The aim of the American Centre of Oriental Research’s (ACOR) four-year project, which started in 2016, has been to preserve photographs of cultural sites in Jordan and the region.
‘‘In the last six months, the ACOR Photo Archive team has completed the digitisation of 7,000 photographs that make up the Jane Taylor collection, and it now has five other collections available, donated by journalist Rami Khouri, archaeologists George Bass, Linda Jacobs and Robert Schick and Charles Wilson,” said Jessica Holland, a project archivist, noting that the entire collection contains around 15,000 images.
In November of last year, Holland and assistant librarian Samya Kafafi presented the archive at the Jordanian School Librarians’ conference in Amman, in a bid to raise awareness among school teachers of the project as a resource for high-school students. Former associate director of ACOR Glenn Corbett also showcased the project at the American Schools of Oriental Research in Denver, where he highlighted the potential of the archive to aid researchers internationally.
The project team had to sift through 30,000 photos and then translate the Arabic captions into languages that use the Latin alphabet to build the archive, according to Holland.
In order to protect these photographs properly they must be kept in archival conditions with controlled exposure to variables such as temperature changes, or decaying materials such as old plastics, Holland underlined, adding that finding archival quality storage materials to ensure that the photos remained in excellent condition for years to come presented “a challenge in Jordan”.
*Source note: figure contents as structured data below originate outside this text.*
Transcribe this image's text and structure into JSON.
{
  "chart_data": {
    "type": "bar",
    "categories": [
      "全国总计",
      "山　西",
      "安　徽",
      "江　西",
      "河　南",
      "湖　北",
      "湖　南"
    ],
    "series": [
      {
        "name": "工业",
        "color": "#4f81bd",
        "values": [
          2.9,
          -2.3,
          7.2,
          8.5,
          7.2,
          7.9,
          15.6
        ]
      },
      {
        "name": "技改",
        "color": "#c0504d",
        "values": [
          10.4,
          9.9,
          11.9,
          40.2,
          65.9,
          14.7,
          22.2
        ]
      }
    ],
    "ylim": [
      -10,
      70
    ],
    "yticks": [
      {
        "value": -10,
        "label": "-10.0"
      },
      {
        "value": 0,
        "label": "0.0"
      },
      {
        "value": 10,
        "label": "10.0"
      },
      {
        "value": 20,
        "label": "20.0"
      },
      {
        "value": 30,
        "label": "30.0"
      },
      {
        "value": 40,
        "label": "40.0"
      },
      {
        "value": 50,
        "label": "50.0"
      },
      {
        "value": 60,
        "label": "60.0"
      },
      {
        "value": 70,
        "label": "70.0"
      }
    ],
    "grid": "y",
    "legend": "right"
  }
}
‘‘Essential items such as acid-free plastic sheets to store slides and transparencies are not available, so the team brings these from abroad regularly,’’ she emphasised.
The archivists also had to tackle a lack of professional photograph scanning, which they did by teaching “a series of project archivists who were in residence for six month-periods”, Holland explained.
The Jane Taylor collection at ACOR encompasses photography of the Arab region from the mid-1970s until the early 2000s, and includes subjects ranging from ancient archaeology to modern daily life, she said, adding that Taylor lived in Amman from 1989 to 2015, during which she wrote and photographed Jordan “prolifically, as well as travelled extensively around the region, photographing culturally significant subjects in Yemen, Turkey, Iraq, Saudi Arabia, Lebanon and Syria”.
“Taylor’s collection is characterised by a desire to tell exciting stories of people and places of times past, as well as of contemporary culture,” Holland emphasised.
Another collection follows the life of George Bass, a pioneer of nautical archaeology and director of the first archaeological expedition to entirely excavate an ancient shipwreck, according to Holland.
In 1973, he founded the Institute of Nautical Archaeology at College Station, Texas, Holland elaborated, adding that Bass’ collection offers ‘‘rare insight into famous heritage sites from over half a century ago, as well as the impressions and escapades of Bass as a young man travelling through the region in 1955-56, shared through his letters. Bass was travelling through the Mediterranean and the Arab region by boat, plane and bicycle’’.
‘‘Bass had a keen interest in archaeology, and his letters from the trip mention the promise of future digs by various experts in the field,” Holland said. “Whilst in Jordan, Bass attempted to travel to Petra, having been given a letter of introduction to the excavation director there at the time, William Foxwell Albright, who [later] described him as ‘one of my best students’.”
Because of flooding, he could not make it to Petra at the time, but he described some of the highlights of his journey, Holland said.
“Crawling through 3,000-year-old tunnels in the middle of the night and waist deep in water, bicycling from Jericho [the oldest walled city in the world] to the Dead Sea and back.”